For the purposes of statistical evaluation for single-source or deduced major component profiles when calculating the random match probability, only the assigned alleles that meet the interpretation requirements should be used. For loci assigned a “Z,” only one allele is considered and the random match probability is calculated as 2p. For mixtures where the profile of the major component cannot be determined, a known sample may be compared and qualitative conclusions can be drawn. If the known sample’s alleles are labeled at all loci where DNA alleles are repeating, the probability of exclusion of the individual from the mixture may be calculated using the Random Man Not Excluded method.

Since allelic dropout caused by stochastic effects is a common occurrence for LT-DNA samples, the absence of a comparison sample’s alleles from a mixture is not necessarily indicative of an exclusion. An analyst should consider whether the alleles detected are what one would expect to see had an individual contributed to the mixture. The amount of DNA amplified, the number of contributors to the mixture, the empirically defined loci characteristics, and the length of the repeats should be evaluated.

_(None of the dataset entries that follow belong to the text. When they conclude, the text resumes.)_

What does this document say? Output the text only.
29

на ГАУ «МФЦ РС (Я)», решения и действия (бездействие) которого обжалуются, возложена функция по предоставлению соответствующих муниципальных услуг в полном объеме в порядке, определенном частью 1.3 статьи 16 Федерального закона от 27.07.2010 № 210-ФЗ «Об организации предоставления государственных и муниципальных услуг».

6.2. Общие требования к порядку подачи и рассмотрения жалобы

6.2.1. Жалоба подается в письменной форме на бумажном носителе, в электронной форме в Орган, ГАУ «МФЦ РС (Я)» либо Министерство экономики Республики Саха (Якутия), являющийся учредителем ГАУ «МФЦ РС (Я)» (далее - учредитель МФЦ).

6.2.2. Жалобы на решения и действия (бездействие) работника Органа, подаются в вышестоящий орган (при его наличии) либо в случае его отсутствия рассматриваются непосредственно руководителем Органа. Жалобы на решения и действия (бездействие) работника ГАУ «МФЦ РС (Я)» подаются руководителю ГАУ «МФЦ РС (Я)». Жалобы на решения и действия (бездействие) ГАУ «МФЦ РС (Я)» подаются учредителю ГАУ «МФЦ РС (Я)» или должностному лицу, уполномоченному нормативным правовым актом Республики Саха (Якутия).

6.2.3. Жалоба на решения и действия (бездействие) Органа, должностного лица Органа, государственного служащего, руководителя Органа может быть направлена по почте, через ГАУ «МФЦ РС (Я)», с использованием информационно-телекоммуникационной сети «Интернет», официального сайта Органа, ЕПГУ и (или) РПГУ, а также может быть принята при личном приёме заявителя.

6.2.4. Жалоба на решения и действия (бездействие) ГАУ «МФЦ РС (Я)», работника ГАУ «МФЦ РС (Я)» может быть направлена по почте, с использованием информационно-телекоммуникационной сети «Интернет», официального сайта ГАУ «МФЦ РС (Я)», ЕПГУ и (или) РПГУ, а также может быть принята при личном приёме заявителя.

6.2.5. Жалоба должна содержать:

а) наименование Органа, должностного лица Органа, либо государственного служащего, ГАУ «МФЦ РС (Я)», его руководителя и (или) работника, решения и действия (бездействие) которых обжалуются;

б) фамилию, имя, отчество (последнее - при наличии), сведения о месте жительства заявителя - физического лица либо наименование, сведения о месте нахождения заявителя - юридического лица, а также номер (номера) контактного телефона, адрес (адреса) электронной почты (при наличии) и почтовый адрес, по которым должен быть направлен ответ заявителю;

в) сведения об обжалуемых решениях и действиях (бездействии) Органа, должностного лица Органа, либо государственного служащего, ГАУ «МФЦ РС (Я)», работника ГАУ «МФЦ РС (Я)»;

The phenomena of allelic drop-in and dropout must be taken into account when evaluating the weight of the missing allele(s). Statistical methods to achieve this purpose are in the process of being refined and validated for forensic casework (33,34). In the absence of such validated statistical methods, qualitative results may still be provided. Once likelihood ratio methods are validated, they could also be applied to the scenarios described above.

Conclusion

Through extensive testing of low template single-source and mixed samples, we have developed quality control, testing, and interpretation protocols. These protocols were designed to address the concerns regarding the increased sensitivity of this system and the accompanying stochastic effects (20). Although not every situation can be anticipated, employing these conservative interpretation protocols and evaluating the sample as a whole including the pooled injection ensures that allelic assignments, when they can be made, are correct.

The detection of an individual’s alleles in an evidence profile, whether it be from skin cells recovered from an item or from a blood, saliva, or semen stain, simply indicates that their DNA may be present. No inferences about the means of deposition should or can be made. Conversely, in the case of handled items, the absence of an individual’s alleles does not indicate that this individual did not touch the object; rather the DNA might not have been detectable. Very partial profiles must be interpreted carefully and they may not be suitable for comparison. The weight of the evidence and the absence or presence of DNA is dependent upon the context of the case. It is for the finders of fact to assign the significance of these results.

These concerns do not impact the reliability of high sensitivity DNA testing and the interpretation protocols described in this paper. Our studies demonstrated that these methodologies generated robust and reliable results which may prove valuable depending upon the context of the case. Therefore, implementation of these methods, or others suitably verified, in conjunction with an appropriate quality control program, ensures that LT-DNA testing is fit for forensic purposes.